A contributor to Ipswich’s listing was the high-tech, high-security Polaris Data Centre at Springfield, which appears to have been designed to withstand an intrusion from Ethan Hunt or Jason Bourne.  Security features include:

Biometric man-traps on each floor, video surveillance, bullet proof glass

Despite the Polaris Data Centre and Ipswich’s early participation in the National Broadband Network, the city will face stiff competition.  Birmingham, one of the centres of the Industrial Revolution, and Shanghai, China’s financial capital, would have to be the favourites.  But all the cities on the list have impressive credentials.
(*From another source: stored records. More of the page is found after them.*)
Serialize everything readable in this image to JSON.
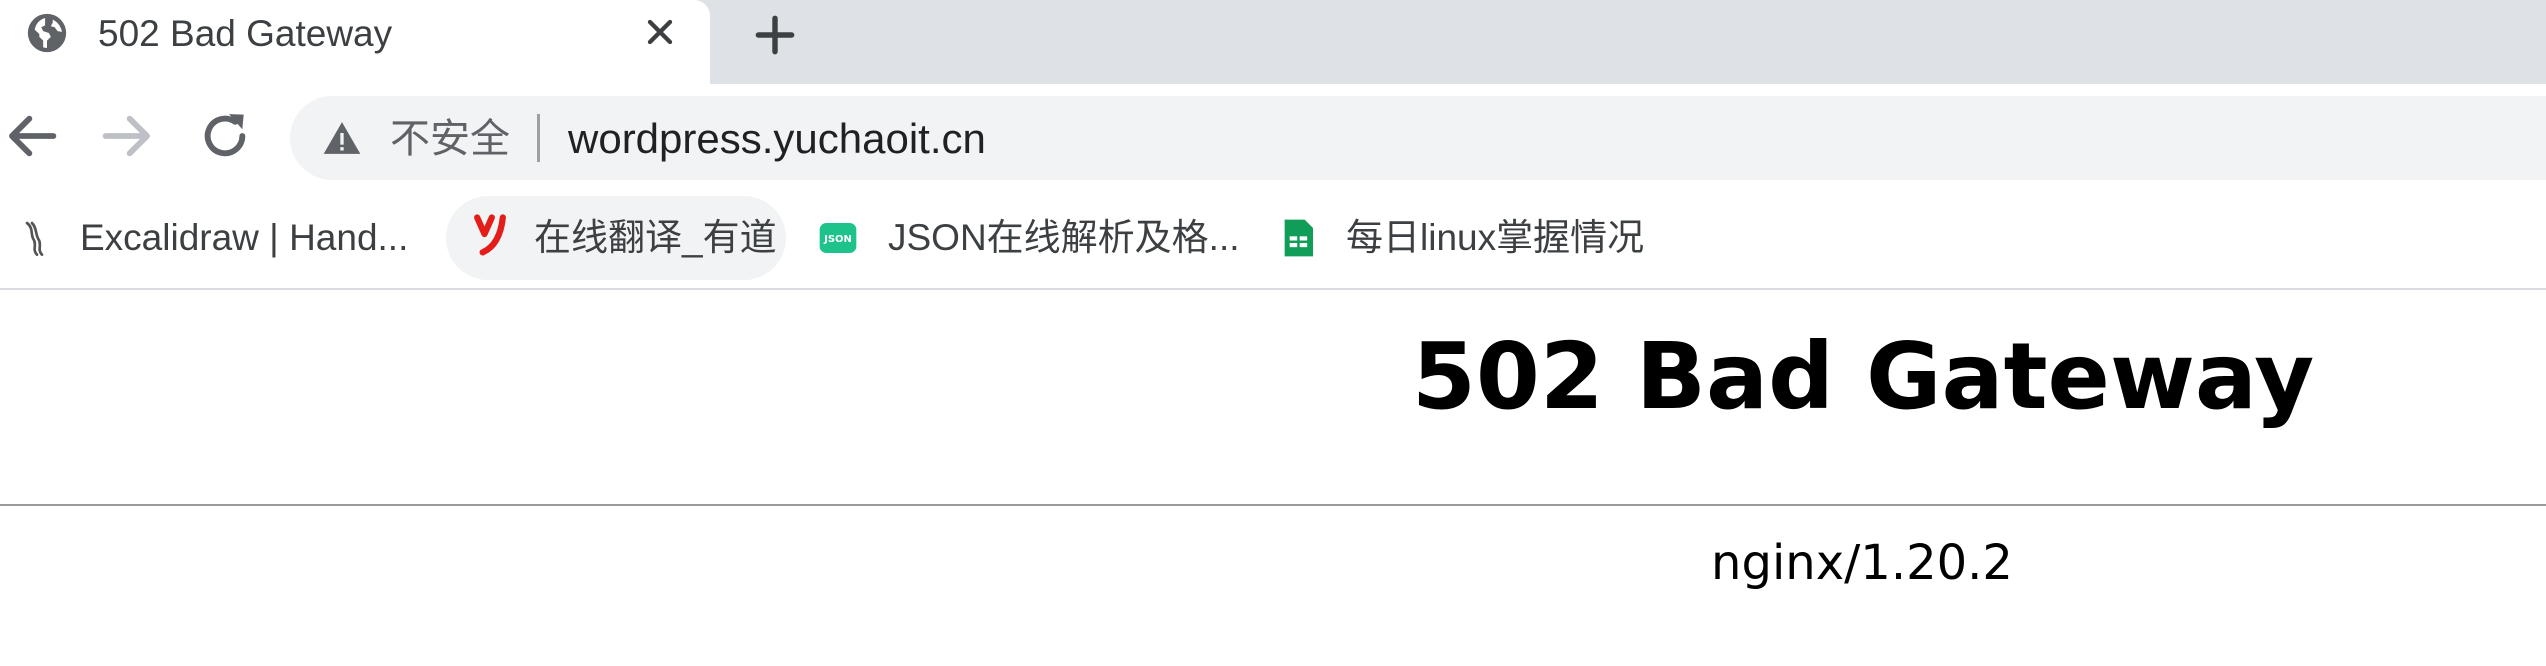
{
  "tab": {
    "title": "502 Bad Gateway",
    "favicon": "globe-icon"
  },
  "toolbar": {
    "back": "back-arrow-icon",
    "forward": "forward-arrow-icon",
    "reload": "reload-icon"
  },
  "omnibox": {
    "security_label": "不安全",
    "url": "wordpress.yuchaoit.cn"
  },
  "bookmarks": [
    {
      "label": "Excalidraw | Hand...",
      "icon": "excalidraw-icon"
    },
    {
      "label": "在线翻译_有道",
      "icon": "youdao-icon"
    },
    {
      "label": "JSON在线解析及格...",
      "icon": "json-icon"
    },
    {
      "label": "每日linux掌握情况",
      "icon": "sheets-icon"
    }
  ],
  "page": {
    "heading": "502 Bad Gateway",
    "server": "nginx/1.20.2"
  },
  "colors": {
    "tabstrip": "#dee1e6",
    "omnibox": "#f1f3f4",
    "youdao_red": "#e31d1a",
    "json_green": "#1ec28b",
    "sheets_green": "#0f9d58"
  }
}
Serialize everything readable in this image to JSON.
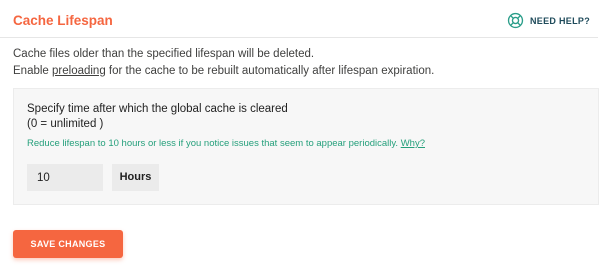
{
  "header": {
    "title": "Cache Lifespan",
    "help_label": "NEED HELP?",
    "help_icon": "lifebuoy-icon"
  },
  "description": {
    "line1": "Cache files older than the specified lifespan will be deleted.",
    "line2_before": "Enable ",
    "line2_link": "preloading",
    "line2_after": " for the cache to be rebuilt automatically after lifespan expiration."
  },
  "lifespan": {
    "label_line1": "Specify time after which the global cache is cleared",
    "label_line2": "(0 = unlimited )",
    "note_text": "Reduce lifespan to 10 hours or less if you notice issues that seem to appear periodically.",
    "note_link": "Why?",
    "value": "10",
    "unit": "Hours"
  },
  "actions": {
    "save_label": "SAVE CHANGES"
  },
  "colors": {
    "accent": "#f56640",
    "note_green": "#26a07c",
    "help_teal": "#1e4a5a"
  }
}
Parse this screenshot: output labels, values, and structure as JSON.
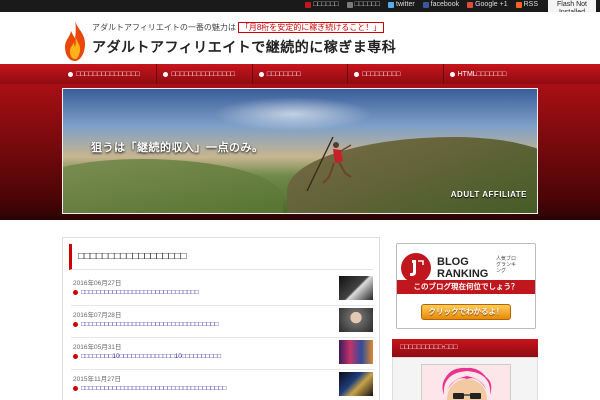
{
  "topbar": {
    "links": [
      {
        "label": "□□□□□□",
        "icon": "square-icon",
        "color": "#c0161d"
      },
      {
        "label": "□□□□□□",
        "icon": "square-icon",
        "color": "#7a7a7a"
      },
      {
        "label": "twitter",
        "icon": "twitter-icon",
        "color": "#55acee"
      },
      {
        "label": "facebook",
        "icon": "facebook-icon",
        "color": "#3b5998"
      },
      {
        "label": "Google +1",
        "icon": "google-plus-icon",
        "color": "#dd4b39"
      },
      {
        "label": "RSS",
        "icon": "rss-icon",
        "color": "#f26522"
      }
    ],
    "flash_note": "Flash Not Installed"
  },
  "header": {
    "tagline_prefix": "アダルトアフィリエイトの一番の魅力は",
    "tagline_highlight": "「月8桁を安定的に稼ぎ続けること！」",
    "site_title": "アダルトアフィリエイトで継続的に稼ぎま専科"
  },
  "nav": {
    "items": [
      {
        "label": "□□□□□□□□□□□□□□□"
      },
      {
        "label": "□□□□□□□□□□□□□□□"
      },
      {
        "label": "□□□□□□□□"
      },
      {
        "label": "□□□□□□□□□"
      },
      {
        "label": "HTML□□□□□□□"
      }
    ]
  },
  "hero": {
    "headline": "狙うは「継続的収入」一点のみ。",
    "brand": "ADULT AFFILIATE"
  },
  "main": {
    "section_title": "□□□□□□□□□□□□□□□□□□",
    "posts": [
      {
        "date": "2016年06月27日",
        "title": "□□□□□□□□□□□□□□□□□□□□□□□□□□□□□□"
      },
      {
        "date": "2016年07月28日",
        "title": "□□□□□□□□□□□□□□□□□□□□□□□□□□□□□□□□□□□"
      },
      {
        "date": "2016年05月31日",
        "title": "□□□□□□□□10□□□□□□□□□□□□□□10□□□□□□□□□□"
      },
      {
        "date": "2015年11月27日",
        "title": "□□□□□□□□□□□□□□□□□□□□□□□□□□□□□□□□□□□□□"
      }
    ]
  },
  "sidebar": {
    "ranking": {
      "top_text": "BLOG RANKING",
      "sub_text": "人気ブログランキング",
      "banner_text": "このブログ現在何位でしょう？",
      "button_text": "クリックでわかるよ！"
    },
    "profile_heading": "□□□□□□□□□□-□□□"
  },
  "colors": {
    "brand_red": "#c0161d",
    "nav_dark": "#8e0c12",
    "link_blue": "#1a1a8c"
  }
}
Chattanooga, Tennessee, for example, has implemented a smart electricity grid. According to the ICF website:

The city-owned electric utility built a fiber network that will collect billions of data points and provide real-time management that will significantly boost the grid’s reliability and performance.

Also deserving special mention is Riverside, California, which provides second-hand computers, refurbished by former gang members, to the poorest residents of the community – a clever combination of innovation and social policies.

So good luck to Ipswich, but the Council shouldn’t be too disappointed if it doesn’t win the top prize.  Making the top 21 list among such impressive competitors is a great achievement, and a testament to a well-designed and executed economic development strategy.